HAKİKAT DEVRİNE GİRERKEN
HAKİKAT DEVRİNE GİRERKEN
Erenler bizlere 4 kapı 40 makam ile insanın kamilliğe olan yolculuğunu tamamlayacağını ve bu kırk makamın insan hayatındaki devrelerini anlatmışlardır. Aslında sadece insanın değil insanlık tarihinin de bu 4 kapı 40 makam devrelerinden geçeceğini de bildirmişlerdir.

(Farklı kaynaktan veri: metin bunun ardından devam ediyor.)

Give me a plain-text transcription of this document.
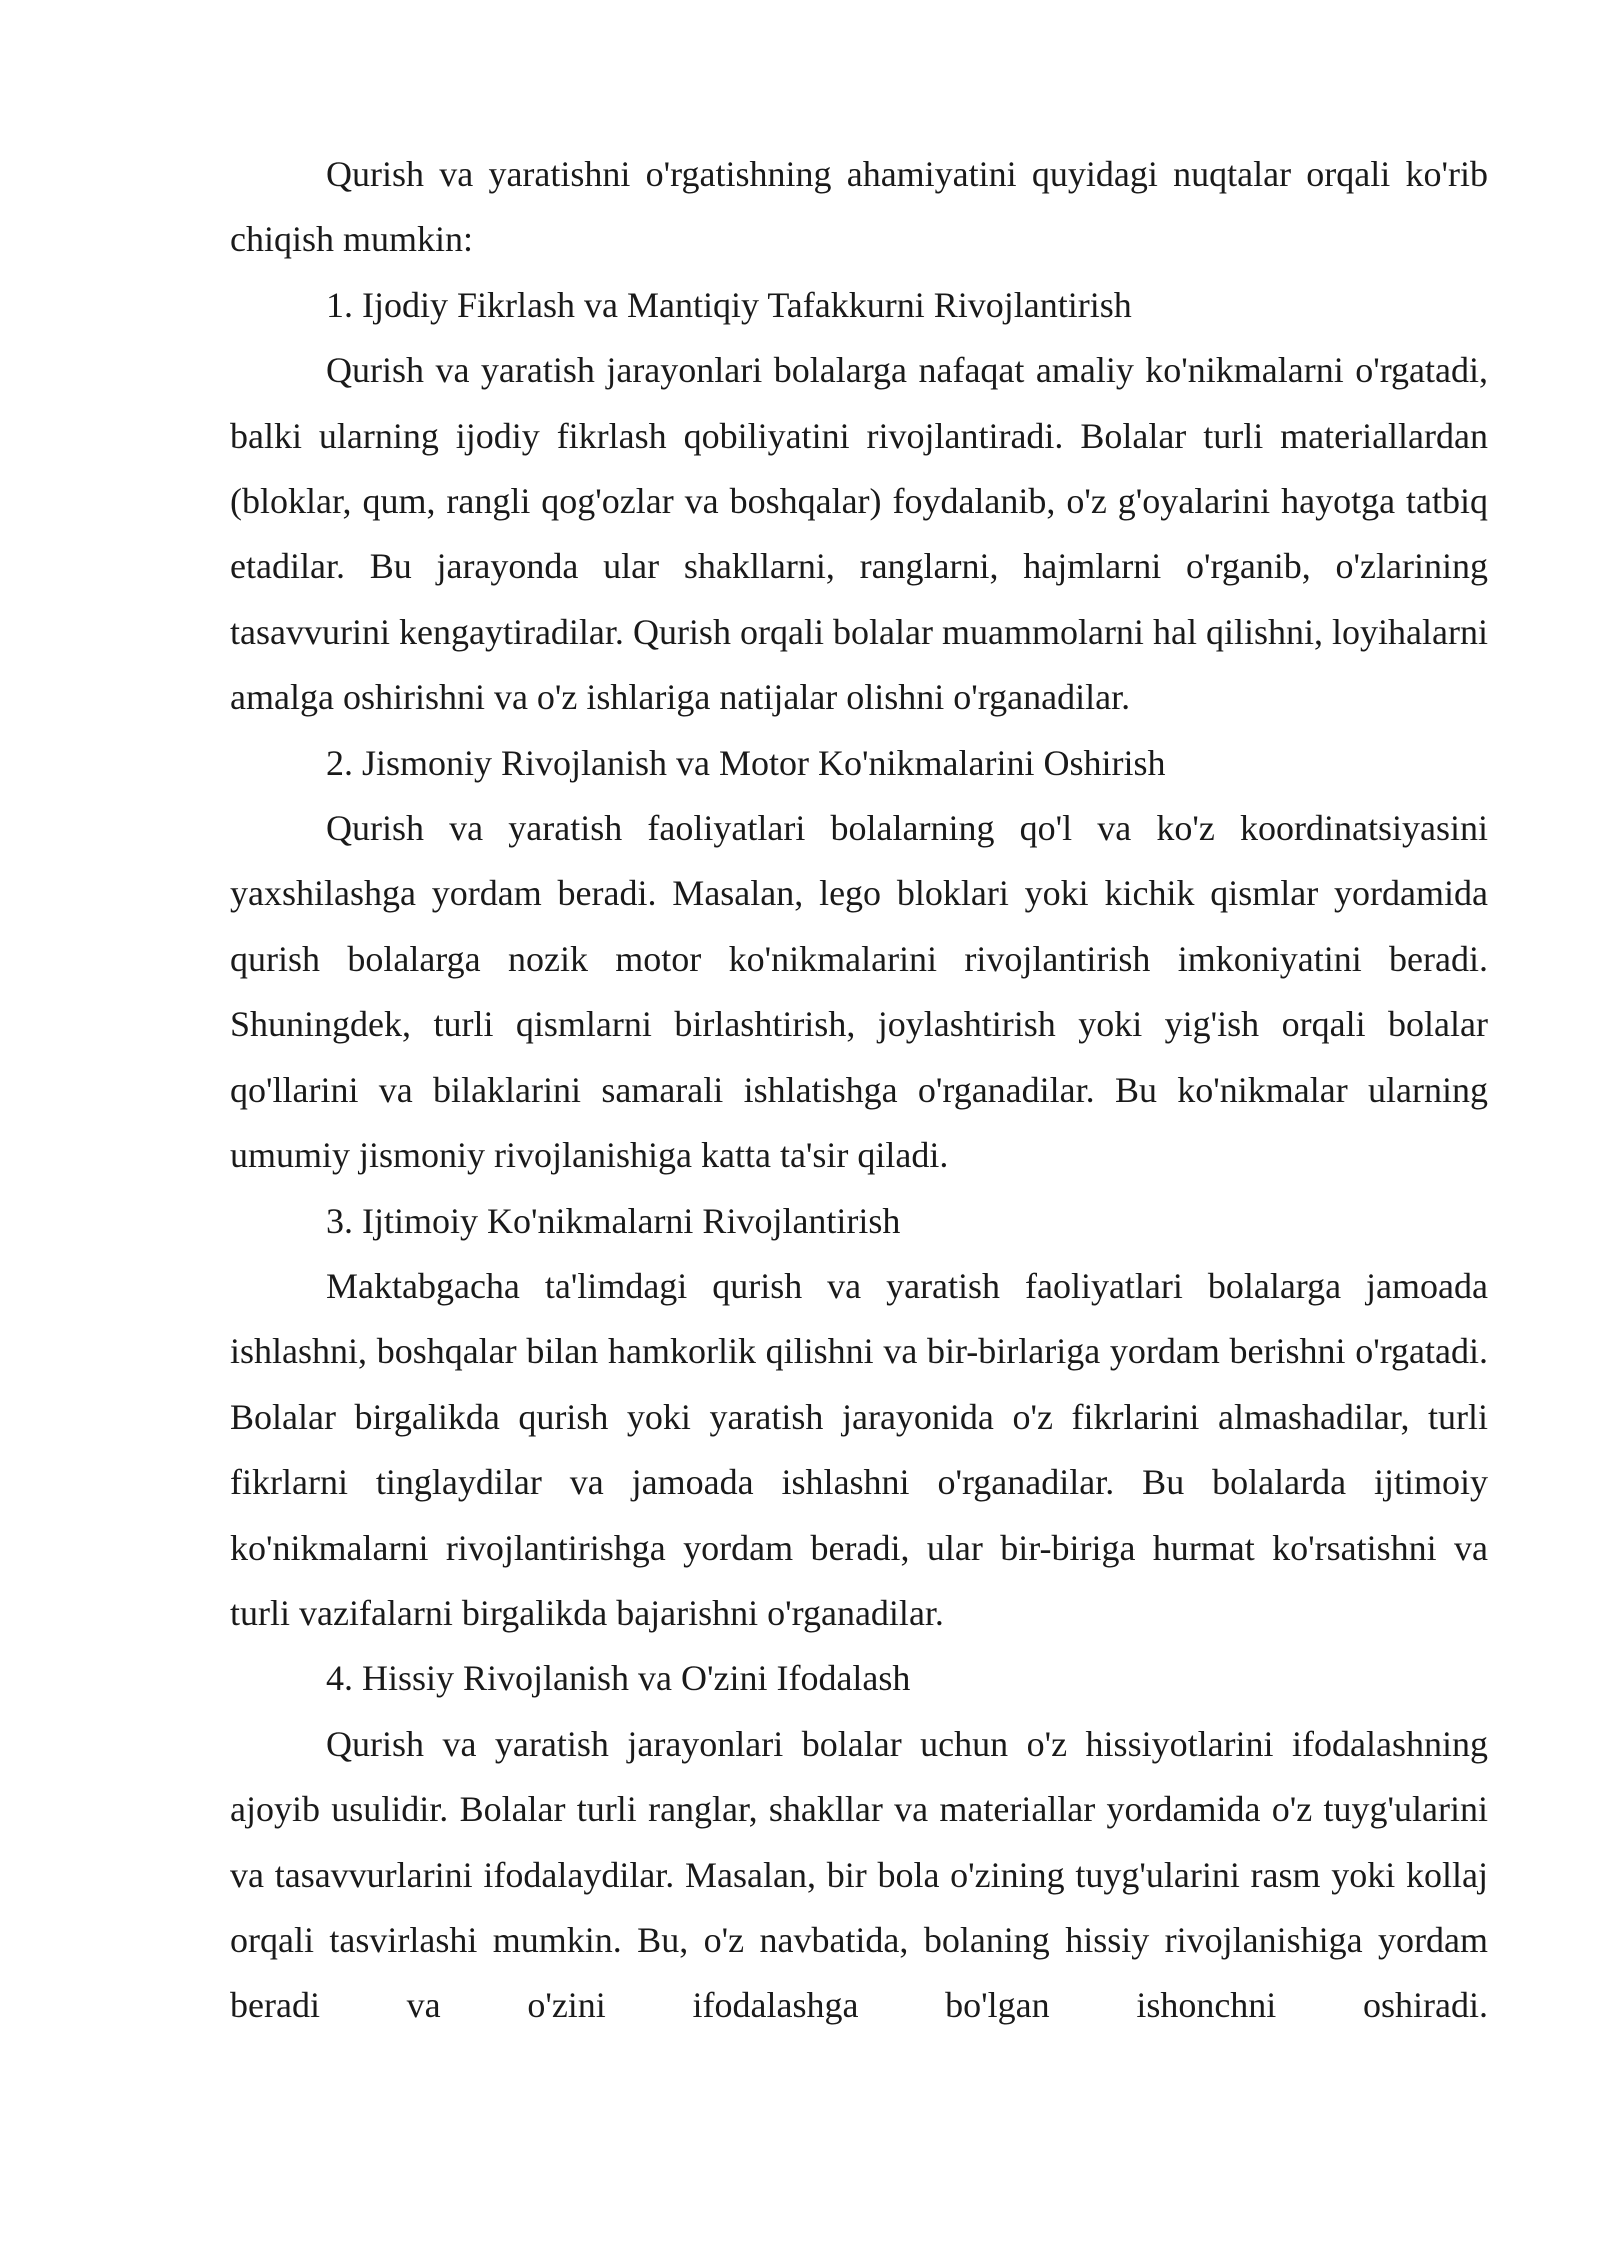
Qurish va yaratishni o'rgatishning ahamiyatini quyidagi nuqtalar orqali ko'rib chiqish mumkin:

1. Ijodiy Fikrlash va Mantiqiy Tafakkurni Rivojlantirish

Qurish va yaratish jarayonlari bolalarga nafaqat amaliy ko'nikmalarni o'rgatadi, balki ularning ijodiy fikrlash qobiliyatini rivojlantiradi. Bolalar turli materiallardan (bloklar, qum, rangli qog'ozlar va boshqalar) foydalanib, o'z g'oyalarini hayotga tatbiq etadilar. Bu jarayonda ular shakllarni, ranglarni, hajmlarni o'rganib, o'zlarining tasavvurini kengaytiradilar. Qurish orqali bolalar muammolarni hal qilishni, loyihalarni amalga oshirishni va o'z ishlariga natijalar olishni o'rganadilar.

2. Jismoniy Rivojlanish va Motor Ko'nikmalarini Oshirish

Qurish va yaratish faoliyatlari bolalarning qo'l va ko'z koordinatsiyasini yaxshilashga yordam beradi. Masalan, lego bloklari yoki kichik qismlar yordamida qurish bolalarga nozik motor ko'nikmalarini rivojlantirish imkoniyatini beradi. Shuningdek, turli qismlarni birlashtirish, joylashtirish yoki yig'ish orqali bolalar qo'llarini va bilaklarini samarali ishlatishga o'rganadilar. Bu ko'nikmalar ularning umumiy jismoniy rivojlanishiga katta ta'sir qiladi.

3. Ijtimoiy Ko'nikmalarni Rivojlantirish

Maktabgacha ta'limdagi qurish va yaratish faoliyatlari bolalarga jamoada ishlashni, boshqalar bilan hamkorlik qilishni va bir-birlariga yordam berishni o'rgatadi. Bolalar birgalikda qurish yoki yaratish jarayonida o'z fikrlarini almashadilar, turli fikrlarni tinglaydilar va jamoada ishlashni o'rganadilar. Bu bolalarda ijtimoiy ko'nikmalarni rivojlantirishga yordam beradi, ular bir-biriga hurmat ko'rsatishni va turli vazifalarni birgalikda bajarishni o'rganadilar.

4. Hissiy Rivojlanish va O'zini Ifodalash

Qurish va yaratish jarayonlari bolalar uchun o'z hissiyotlarini ifodalashning ajoyib usulidir. Bolalar turli ranglar, shakllar va materiallar yordamida o'z tuyg'ularini va tasavvurlarini ifodalaydilar. Masalan, bir bola o'zining tuyg'ularini rasm yoki kollaj orqali tasvirlashi mumkin. Bu, o'z navbatida, bolaning hissiy rivojlanishiga yordam beradi va o'zini ifodalashga bo'lgan ishonchni oshiradi.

Erenler hakkın, insanlığı Rab esması ile eğittiğini ve bu yöntemin nasıl olduğunu marifetullah penceresinden görmüş, bu yöntemi minimize edip sistemleştirmişlerdir. Yüce rabbimiz ilk yarattığı Âdeme üç sahifelik bir yasa ile hitab ederek o dönemin gereksinimlerinin o kadar olduğunu daha sonrasında on sahife İbrahim (a.s) ‘a göndererek toplumların gereksinimlerinin arttığını göstermiştir. Sonrasında Musa (a.s) ile toplumların artık sosyalleşmesi ve çoğalması ile ihtiyaçlarının ve kuralların artması sonucu kutsal yasayı yani Allah şeriatını bir kitap olarak göndermiştir. Bu kutsal yasanın içinde olduğu Zebur insanların dillerinden gönüllerine inmesi için en güzel edebi dille ve Davut (a.s)’ın güzel sesi ile süslenmiş olarak insanların gönüllerine hitap etmiştir.
Zebur’da Hz. Davud’un on telli sazı ile rabbine şöyle seslenmesi buna bir örnektir: ”Gecenin karanlığında sadakatimi, sabahın şafağında sevgimi, on telli sazımla sana sunmak ne güzel rabbim.”
Zebur tarikat erkânının yöntemlerini kullanmıştır. Çünkü kutsal yasayı aşkın hamuruna bandırıp, marifetullah sözleri ile süsleyerek, kalplerde yeşertmek yöntemi tarikat kurallarının bir gereğidir.
Sonrasında İsa (a.s) gelerek kutsal yasayı hem akıllarda hem gönüllerde tamamlamak istemiştir. Yeruşalimde vergi memurunun evine giderken sordular: ‘’ Sen o haramzadenin evine niye gidiyorsun? ‘’
İsa (a.s) buyurdu : ” ben kirliyi temizlemeye geldim, temiz olanın bana zaten ihtiyacı yok.”
Dediler: ‘’ Ey Mesih sen kutsal yasayı mı yok etmek istiyorsun.’’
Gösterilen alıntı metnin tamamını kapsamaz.